Saturday, September 08, 2007
Marty Lederman
DANIEL KLAIDMAN
in Newsweek:
You don’t impugn the integrity of the people in the administration who were aggressively disagreeing with you and who had signed off on the legal reasoning in all of these opinions that you either withdrew or revised. Is it just a simple legal disagreement between smart lawyers, or is it your view that the positions that were being advocated by people like Addington and others were radical positions and sort of off the charts?
JACK GOLDSMITH:
You’re right; I don’t impugn the integrity of anyone. I really do believe that everyone, both me and the people I disagreed with, were acting in good faith. And it’s quite possible that I made mistakes as well. We were all acting under intense pressure in the face of blizzards of threat reports that scared everyone, the knowledge that the president would be held responsible for another attack no matter how hard we tried to prevent it. Therefore, we had to try as hard as we could. We were all faced with the same pressures and we all have are own views of the law and how to approach the legal principles. And in some sense it was a legal dispute. I obviously think that my views were right, and I have to say, that on the big issues of confrontation between me and the White House, there wasn’t a whole lot of dispute on the merits of my legal analysis.

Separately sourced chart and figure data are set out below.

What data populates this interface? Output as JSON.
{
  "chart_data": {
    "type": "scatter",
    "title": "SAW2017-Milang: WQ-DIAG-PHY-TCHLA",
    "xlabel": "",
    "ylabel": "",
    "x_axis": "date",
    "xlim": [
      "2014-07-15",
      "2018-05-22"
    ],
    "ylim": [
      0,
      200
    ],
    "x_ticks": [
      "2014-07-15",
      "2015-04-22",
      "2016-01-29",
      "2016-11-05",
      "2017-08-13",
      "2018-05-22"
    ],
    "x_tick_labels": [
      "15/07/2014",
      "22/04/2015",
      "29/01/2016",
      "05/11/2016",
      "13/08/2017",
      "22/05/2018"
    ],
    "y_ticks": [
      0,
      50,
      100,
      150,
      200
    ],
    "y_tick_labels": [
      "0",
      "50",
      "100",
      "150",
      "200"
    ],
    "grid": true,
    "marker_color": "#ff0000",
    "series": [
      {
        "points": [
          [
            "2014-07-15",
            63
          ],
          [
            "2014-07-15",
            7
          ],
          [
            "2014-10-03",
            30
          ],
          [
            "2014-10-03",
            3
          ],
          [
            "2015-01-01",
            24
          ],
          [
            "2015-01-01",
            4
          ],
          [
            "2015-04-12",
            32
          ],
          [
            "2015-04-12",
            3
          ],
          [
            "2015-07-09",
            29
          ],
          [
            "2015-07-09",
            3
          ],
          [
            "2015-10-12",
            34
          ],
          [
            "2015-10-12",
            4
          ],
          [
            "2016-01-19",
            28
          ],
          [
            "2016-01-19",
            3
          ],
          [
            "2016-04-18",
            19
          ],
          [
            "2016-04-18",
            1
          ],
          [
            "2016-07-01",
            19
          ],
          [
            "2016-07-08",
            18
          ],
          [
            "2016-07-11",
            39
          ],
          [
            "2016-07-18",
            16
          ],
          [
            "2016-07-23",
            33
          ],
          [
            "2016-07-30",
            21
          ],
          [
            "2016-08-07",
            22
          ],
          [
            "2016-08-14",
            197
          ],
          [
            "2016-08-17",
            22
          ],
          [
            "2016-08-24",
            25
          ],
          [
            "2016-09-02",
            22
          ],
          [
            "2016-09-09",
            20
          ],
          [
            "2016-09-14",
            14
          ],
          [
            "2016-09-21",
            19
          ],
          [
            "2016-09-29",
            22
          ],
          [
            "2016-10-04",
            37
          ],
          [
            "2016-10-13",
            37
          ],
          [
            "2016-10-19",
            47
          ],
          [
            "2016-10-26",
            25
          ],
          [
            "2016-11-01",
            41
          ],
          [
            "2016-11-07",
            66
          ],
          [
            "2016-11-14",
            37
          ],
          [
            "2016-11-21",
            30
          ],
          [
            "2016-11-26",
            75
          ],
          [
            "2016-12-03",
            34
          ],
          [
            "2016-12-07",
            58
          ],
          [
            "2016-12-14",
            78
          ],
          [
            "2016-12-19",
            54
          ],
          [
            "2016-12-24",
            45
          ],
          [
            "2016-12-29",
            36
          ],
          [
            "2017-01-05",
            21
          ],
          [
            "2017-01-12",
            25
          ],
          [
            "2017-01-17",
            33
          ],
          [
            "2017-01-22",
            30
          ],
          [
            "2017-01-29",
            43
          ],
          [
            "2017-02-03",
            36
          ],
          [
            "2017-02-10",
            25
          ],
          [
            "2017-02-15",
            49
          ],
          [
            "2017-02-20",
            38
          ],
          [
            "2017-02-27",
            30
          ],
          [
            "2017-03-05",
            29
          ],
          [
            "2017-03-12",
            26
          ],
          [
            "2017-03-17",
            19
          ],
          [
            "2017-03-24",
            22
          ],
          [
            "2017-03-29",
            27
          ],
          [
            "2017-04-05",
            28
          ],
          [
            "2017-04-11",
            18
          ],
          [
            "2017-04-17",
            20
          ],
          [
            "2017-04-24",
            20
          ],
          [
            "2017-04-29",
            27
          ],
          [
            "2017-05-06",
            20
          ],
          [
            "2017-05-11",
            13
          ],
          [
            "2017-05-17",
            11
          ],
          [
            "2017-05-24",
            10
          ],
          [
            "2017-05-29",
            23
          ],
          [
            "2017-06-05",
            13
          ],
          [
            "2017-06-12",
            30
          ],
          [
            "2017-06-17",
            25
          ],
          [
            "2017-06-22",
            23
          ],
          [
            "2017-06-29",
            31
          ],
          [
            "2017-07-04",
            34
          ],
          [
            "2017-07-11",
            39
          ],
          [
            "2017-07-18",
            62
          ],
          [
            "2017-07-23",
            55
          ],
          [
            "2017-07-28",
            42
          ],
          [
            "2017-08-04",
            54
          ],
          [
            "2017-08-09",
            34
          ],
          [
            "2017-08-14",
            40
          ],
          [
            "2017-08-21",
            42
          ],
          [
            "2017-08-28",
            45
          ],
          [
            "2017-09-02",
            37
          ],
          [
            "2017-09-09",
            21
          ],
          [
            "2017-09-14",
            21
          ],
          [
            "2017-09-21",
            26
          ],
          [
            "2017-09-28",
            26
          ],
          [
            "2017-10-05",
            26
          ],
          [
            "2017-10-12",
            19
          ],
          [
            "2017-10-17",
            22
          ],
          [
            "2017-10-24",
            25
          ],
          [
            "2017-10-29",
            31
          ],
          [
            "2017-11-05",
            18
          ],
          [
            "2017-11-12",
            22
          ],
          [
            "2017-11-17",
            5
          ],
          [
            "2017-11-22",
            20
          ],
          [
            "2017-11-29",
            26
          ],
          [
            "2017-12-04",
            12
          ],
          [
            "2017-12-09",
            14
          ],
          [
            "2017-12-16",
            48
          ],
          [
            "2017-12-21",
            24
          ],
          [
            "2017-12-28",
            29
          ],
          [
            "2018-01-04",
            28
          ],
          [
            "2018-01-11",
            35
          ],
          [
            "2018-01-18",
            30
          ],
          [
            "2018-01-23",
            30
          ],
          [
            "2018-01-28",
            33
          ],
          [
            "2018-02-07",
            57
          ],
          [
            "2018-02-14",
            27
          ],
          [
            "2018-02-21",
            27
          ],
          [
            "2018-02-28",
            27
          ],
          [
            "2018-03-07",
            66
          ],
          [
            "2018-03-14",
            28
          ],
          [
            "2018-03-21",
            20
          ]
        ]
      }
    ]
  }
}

David Addington obviously thought I was wrong on things but there wasn’t push-back within the Justice Department from anyone for my legal claims, and frankly, from anyone in the intelligence community that I was aware of.
This is an important point that warrants further attention: Those who argue for virtually unilateral executive authority in modern wars, especially on issues of intelligence in the post-nuclear age, typically explain that only the Executive has the expertise, broad knowledge, and perspective that is necessary to address modern threats expeditiously and effectively, with an eye toward the long-term interests of the nation. Yet on issue after crucial issue in this Administration -- whether it be Iraq, or Al Qaeda, or Executive power, or military policy, the New Orleans levees, or science and public health, etc. -- the White House and the VP have ignored those very virtues of the Executive branch, by cutting the distrusted professionals and experts out of the loop altogether, or at least marginalizing or overruling them. When there was a virtually consensus -- such as Jack relates within DOJ and the intelligence community, or, e.g., among the JAGs -- Cheney, Addington, and ultimately the President would simply ignore it.
Goldsmith also makes another important point -- very much related to the one above -- that deserves much more serious attention:
I came away from my time in government thinking, as many people do, that there’s too much secrecy. Both too much secrecy inside the executive branch and between the executive branch and Congress. There’s obviously a trade-off and it’s hard to know when to draw the line. If issues and debates are too tightly drawn, and there’s too much secrecy, then two pathologies occur and we saw them occur in this administration. One is you don’t have the wide-range debate needed to help you avoid errors. Two is, it’s pretty well known that excessive secrecy leaves other people in the government to question what is going on when they get wind of it, and to leak it. And I don’t know what was the source or the causes of the devastating leaks of certain NSA programs. I don’t know who did it or why they did it, but the newspapers have suggested there are people disgruntled about the program.